Geisel School of Medicine student Alyssa Flores ’20, part a team of Stanford University School of Medicine researchers who published a study on venous disease in the journal Circulation, says they found height to be an unexpected risk factor in developing varicose veins. The study, which received national attention, also discovered a strong genetic overlap between varicose veins and deep vein thrombosis, a serious condition in which a blood clot forms in the deep veins.
Flores, a Howard Hughes Medical Institute (HHMI) Medical Research Fellow, presented the results at the American Heart Association meeting, Vascular Discovery, for which she received the 2018 Peripheral Vascular Disease Early Career Investigator Award.

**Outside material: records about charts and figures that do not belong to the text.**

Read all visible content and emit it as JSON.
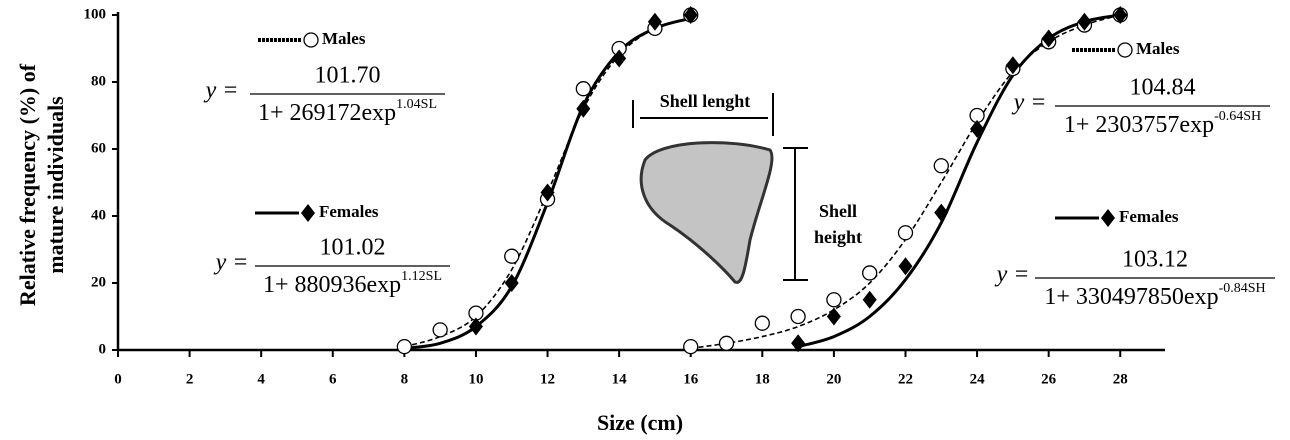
{
  "chart_data": {
    "type": "scatter",
    "y_label": [
      "Relative frequency (%) of",
      "mature individuals"
    ],
    "x_label": "Size (cm)",
    "xlim": [
      0,
      29.25
    ],
    "xticks": [
      0,
      2,
      4,
      6,
      8,
      10,
      12,
      14,
      16,
      18,
      20,
      22,
      24,
      26,
      28
    ],
    "ylim": [
      0,
      100
    ],
    "yticks": [
      0,
      20,
      40,
      60,
      80,
      100
    ],
    "diagram_labels": [
      "Shell lenght",
      "Shell height"
    ],
    "series": [
      {
        "name": "Males",
        "color": "#000000",
        "marker": "circle",
        "line": "dashed",
        "x": [
          8,
          9,
          10,
          11,
          12,
          13,
          14,
          15,
          16
        ],
        "values": [
          1,
          6,
          11,
          28,
          45,
          78,
          90,
          96,
          100
        ],
        "fit_x": [
          8,
          9,
          10,
          11,
          12,
          13,
          14,
          15,
          16
        ],
        "fit": [
          1,
          4,
          10,
          24,
          47,
          72,
          88,
          96,
          99
        ],
        "equation": {
          "lhs": "y =",
          "numerator": "101.70",
          "denominator": "1+ 269172exp",
          "exponent": "1.04SL"
        }
      },
      {
        "name": "Females",
        "color": "#000000",
        "marker": "diamond",
        "line": "solid",
        "x": [
          10,
          11,
          12,
          13,
          14,
          15,
          16
        ],
        "values": [
          7,
          20,
          47,
          72,
          87,
          98,
          100
        ],
        "fit_x": [
          8,
          9,
          10,
          11,
          12,
          13,
          14,
          15,
          16
        ],
        "fit": [
          0.5,
          2,
          7,
          19,
          44,
          73,
          89,
          96,
          99
        ],
        "equation": {
          "lhs": "y =",
          "numerator": "101.02",
          "denominator": "1+ 880936exp",
          "exponent": "1.12SL"
        }
      },
      {
        "name": "Males",
        "color": "#000000",
        "marker": "circle",
        "line": "dashed",
        "x": [
          16,
          17,
          18,
          19,
          20,
          21,
          22,
          23,
          24,
          25,
          26,
          27,
          28
        ],
        "values": [
          1,
          2,
          8,
          10,
          15,
          23,
          35,
          55,
          70,
          84,
          92,
          97,
          100
        ],
        "fit_x": [
          16,
          17,
          18,
          19,
          20,
          21,
          22,
          23,
          24,
          25,
          26,
          27,
          28
        ],
        "fit": [
          0.5,
          2,
          4,
          7,
          12,
          20,
          33,
          50,
          68,
          83,
          92,
          97,
          100
        ],
        "equation": {
          "lhs": "y =",
          "numerator": "104.84",
          "denominator": "1+ 2303757exp",
          "exponent": "-0.64SH"
        }
      },
      {
        "name": "Females",
        "color": "#000000",
        "marker": "diamond",
        "line": "solid",
        "x": [
          19,
          20,
          21,
          22,
          23,
          24,
          25,
          26,
          27,
          28
        ],
        "values": [
          2,
          10,
          15,
          25,
          41,
          66,
          85,
          93,
          98,
          100
        ],
        "fit_x": [
          19,
          20,
          21,
          22,
          23,
          24,
          25,
          26,
          27,
          28
        ],
        "fit": [
          1,
          4,
          10,
          21,
          38,
          62,
          82,
          93,
          98,
          100
        ],
        "equation": {
          "lhs": "y =",
          "numerator": "103.12",
          "denominator": "1+ 330497850exp",
          "exponent": "-0.84SH"
        }
      }
    ]
  }
}
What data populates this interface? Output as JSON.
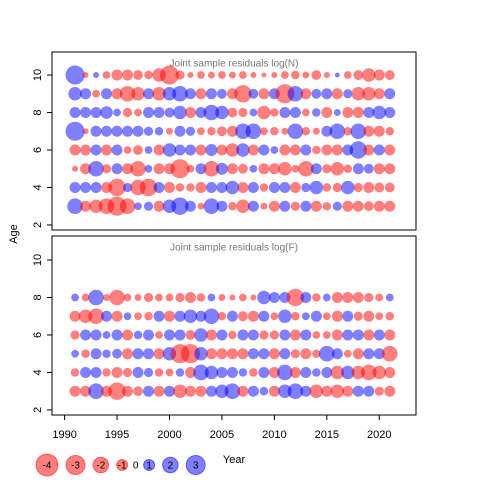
{
  "chart_data": [
    {
      "type": "bubble",
      "title": "Joint sample residuals log(N)",
      "x": [
        1991,
        1992,
        1993,
        1994,
        1995,
        1996,
        1997,
        1998,
        1999,
        2000,
        2001,
        2002,
        2003,
        2004,
        2005,
        2006,
        2007,
        2008,
        2009,
        2010,
        2011,
        2012,
        2013,
        2014,
        2015,
        2016,
        2017,
        2018,
        2019,
        2020,
        2021
      ],
      "ages": [
        10,
        9,
        8,
        7,
        6,
        5,
        4,
        3
      ],
      "values": [
        [
          3,
          -0.3,
          0.3,
          -0.5,
          -1,
          -1,
          -0.8,
          -0.6,
          -1.5,
          -3,
          -0.7,
          -0.3,
          -0.5,
          -0.4,
          -0.5,
          -0.4,
          -0.5,
          -0.3,
          -0.2,
          -0.3,
          -0.5,
          -0.6,
          -0.4,
          -0.8,
          -0.3,
          0.2,
          -0.5,
          -0.8,
          -1.5,
          -1,
          -0.8
        ],
        [
          1.5,
          1,
          -0.5,
          1,
          -1,
          -2,
          -1.5,
          1,
          -1.5,
          1.5,
          2,
          1,
          -1,
          1,
          0.8,
          -1,
          -2.5,
          0.8,
          -1,
          1,
          -3,
          2,
          -1,
          0.8,
          1,
          -1,
          0.7,
          -1.5,
          -1.5,
          -1,
          1
        ],
        [
          1,
          1,
          1,
          1.3,
          0.5,
          -0.7,
          -0.5,
          1,
          1,
          0.8,
          1.5,
          -1,
          1,
          2,
          1.5,
          -0.8,
          -0.7,
          0.5,
          -1.5,
          -0.6,
          1,
          1,
          -0.5,
          0.6,
          -1,
          0.4,
          -1,
          -1,
          1,
          1.5,
          1
        ],
        [
          3,
          -0.3,
          1,
          1,
          1,
          1,
          1,
          0.7,
          0.6,
          -0.4,
          1,
          0.7,
          -0.5,
          -0.6,
          -0.8,
          -1,
          2,
          2,
          -0.5,
          -0.6,
          -0.4,
          2,
          -0.6,
          -0.4,
          1,
          2,
          -0.6,
          2,
          -1,
          -1,
          -0.6
        ],
        [
          -1,
          -1,
          1,
          -1,
          1,
          -0.5,
          -0.8,
          0.5,
          -1,
          1.5,
          1,
          1,
          -1,
          1.2,
          -1,
          -1.5,
          1.5,
          -1,
          1,
          0.5,
          -1,
          -1,
          1,
          -0.6,
          -1,
          -1,
          1,
          2.5,
          -1,
          1,
          -1
        ],
        [
          -0.3,
          -1,
          2,
          -0.7,
          1,
          -1,
          -2,
          0.5,
          -1,
          -1,
          -3,
          -0.5,
          1,
          -2,
          1.2,
          -1,
          -0.8,
          0.5,
          -1,
          -1,
          -1.5,
          -0.5,
          -2,
          1,
          -0.7,
          -1.5,
          -0.6,
          1,
          0.8,
          -1,
          -1
        ],
        [
          1,
          1,
          1,
          -1,
          -2.5,
          0.7,
          -2,
          -2.5,
          1,
          -1,
          -0.6,
          -0.6,
          -1,
          1,
          1,
          1.5,
          -1,
          1,
          -0.6,
          1,
          1,
          -1,
          0.7,
          1.5,
          -0.6,
          -0.7,
          1.5,
          -0.7,
          -1,
          -0.8,
          -0.8
        ],
        [
          2,
          -1,
          -1.5,
          -2,
          -3,
          -2,
          0.5,
          0.7,
          -1,
          1.5,
          2.5,
          1,
          -0.4,
          2,
          1,
          -0.6,
          -1.5,
          1,
          -0.4,
          -1,
          1,
          -0.7,
          1,
          -1,
          -0.6,
          0.7,
          -1,
          -1,
          -0.8,
          -1,
          -1
        ]
      ],
      "xlim": [
        1988.8,
        2023.5
      ],
      "ylim": [
        1.73,
        11.23
      ],
      "yticks": [
        2,
        4,
        6,
        8,
        10
      ]
    },
    {
      "type": "bubble",
      "title": "Joint sample residuals log(F)",
      "x": [
        1991,
        1992,
        1993,
        1994,
        1995,
        1996,
        1997,
        1998,
        1999,
        2000,
        2001,
        2002,
        2003,
        2004,
        2005,
        2006,
        2007,
        2008,
        2009,
        2010,
        2011,
        2012,
        2013,
        2014,
        2015,
        2016,
        2017,
        2018,
        2019,
        2020,
        2021
      ],
      "ages": [
        8,
        7,
        6,
        5,
        4,
        3
      ],
      "values": [
        [
          0.5,
          -0.5,
          2,
          -0.4,
          -2,
          -0.5,
          -0.4,
          -0.7,
          -0.5,
          -0.5,
          -0.7,
          -1,
          -0.6,
          0.5,
          -0.4,
          -0.3,
          -0.5,
          -0.3,
          1.5,
          1,
          1,
          -2.5,
          1,
          -0.6,
          0.5,
          -1,
          -1,
          -1,
          -0.7,
          -0.5,
          0.5
        ],
        [
          -1,
          -1.5,
          -2,
          1,
          -1,
          0.5,
          -0.5,
          -0.6,
          1,
          -1,
          1,
          1.5,
          1,
          2,
          -0.6,
          1,
          -0.8,
          -1,
          1,
          -0.5,
          1.5,
          -0.6,
          0.5,
          1,
          -0.5,
          -1,
          1,
          -0.7,
          -1,
          -0.5,
          -0.6
        ],
        [
          -0.7,
          1,
          1,
          0.5,
          1,
          -1,
          0.6,
          1,
          -0.5,
          1,
          1,
          -0.8,
          1.5,
          -1,
          1,
          -0.6,
          1,
          1,
          -0.7,
          -0.7,
          1,
          -1,
          1,
          -0.5,
          -0.5,
          -1,
          1,
          1,
          -1,
          1,
          -1
        ],
        [
          0.5,
          -0.6,
          1,
          0.6,
          0.8,
          -1,
          1,
          1,
          -1,
          1.5,
          -3,
          -3,
          1.5,
          -1,
          -1,
          -1,
          -1,
          1,
          1,
          -1,
          1,
          -0.7,
          -1,
          -0.6,
          2,
          1,
          -0.5,
          -1,
          1,
          1,
          -2
        ],
        [
          -0.6,
          1,
          1,
          -0.6,
          -1,
          -0.7,
          1,
          0.7,
          -0.6,
          -0.5,
          0.6,
          -1,
          2,
          1.5,
          1,
          1,
          0.6,
          -0.6,
          1,
          -1,
          2,
          -1,
          1,
          0.6,
          1,
          -1.5,
          1.5,
          -1.5,
          -2,
          -1.5,
          -1
        ],
        [
          -1,
          -1,
          2,
          -1,
          -2.5,
          -1,
          -0.8,
          1,
          -1,
          1,
          -1.5,
          -1,
          -1,
          1,
          1.5,
          2,
          -1,
          1,
          0.6,
          -1,
          1.5,
          2,
          1,
          -1.5,
          -1,
          -1.5,
          -1,
          1,
          1,
          -0.7,
          -1
        ]
      ],
      "xlim": [
        1988.8,
        2023.5
      ],
      "ylim": [
        1.73,
        11.28
      ],
      "yticks": [
        2,
        4,
        6,
        8,
        10
      ],
      "xticks": [
        1990,
        1995,
        2000,
        2005,
        2010,
        2015,
        2020
      ]
    }
  ],
  "xlabel": "Year",
  "ylabel": "Age",
  "legend": {
    "values": [
      -4,
      -3,
      -2,
      -1,
      0,
      1,
      2,
      3
    ]
  },
  "colors": {
    "positive": "rgba(0,0,255,0.5)",
    "negative": "rgba(255,0,0,0.5)"
  }
}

Flores has spent the past year at Stanford working with Nicholas Leeper, MD, an associate professor of surgery and of cardiovascular medicine—senior author of the study. Sharing lead authorship of the paper with Eri Fukaya, MD, PhD, a clinical professor of vascular surgery, she says being part of the research team has, “been an incredibly formative experience” for her career. “I’ve had time to develop myself as a researcher—both in skills and in understanding how to think about problems in cardiovascular diseases, and how to best tackle them.” Leeper Lab studies the vascular biology of atherosclerosis and aneurysm disease.
The varicose vein study is a departure from her work, but with Leeper as her mentor, she became involved. In the largest study of its kind, Flores says the team utilized machine learning—a type of artificial intelligence—to plumb the depths of data gathered on nearly 500,000 individuals in the UK Biobank to confirm common risk factors for varicose veins. While the study confirmed established risk factors, it found a previously unknown risk factor— greater height.
“I think it was surprising because height isn’t one of the traditional risk factors we think about, but machine learning was able to screen all the data in an unbiased way and find out that height was very strongly predictive of whether someone develops varicose veins,” Flores says.
In addition to height, a measure of the body’s ability to impede electrical current flow was revealed as a predictive marker for varicose veins. The study also discovered genetic determinants of varicose vein disease that may be useful in identifying new targets for treatment.
Primarily interested in efferocytosis—the natural process of clearing dead and dying cells from our bodies—Flores has received additional funding from HHMI to continue working with Leeper during the 2018-19 academic year, continuing her original research on designing a drug therapy to boost the immune system’s ability to clear these abundant plaques. When this activity goes awry, a build-up of these diseased cells in the arteries may be responsible for heart attack and stroke.
“My project is highly collaborative, which has been fun because it’s a team of chemists, bioengineers, and biologists working together to develop the nanotherapy,” Flores says. “Overall it has been exciting to work on a project with such broad potential and build my research career—from networking, which HHMI encourages, to learning technical details and methods. This has all been extremely valuable for my career development.”
Grant funding from the National Institutes of Health (grant1R01HL135313) and the Knut and Alice Wallenberg Foundation supported this study.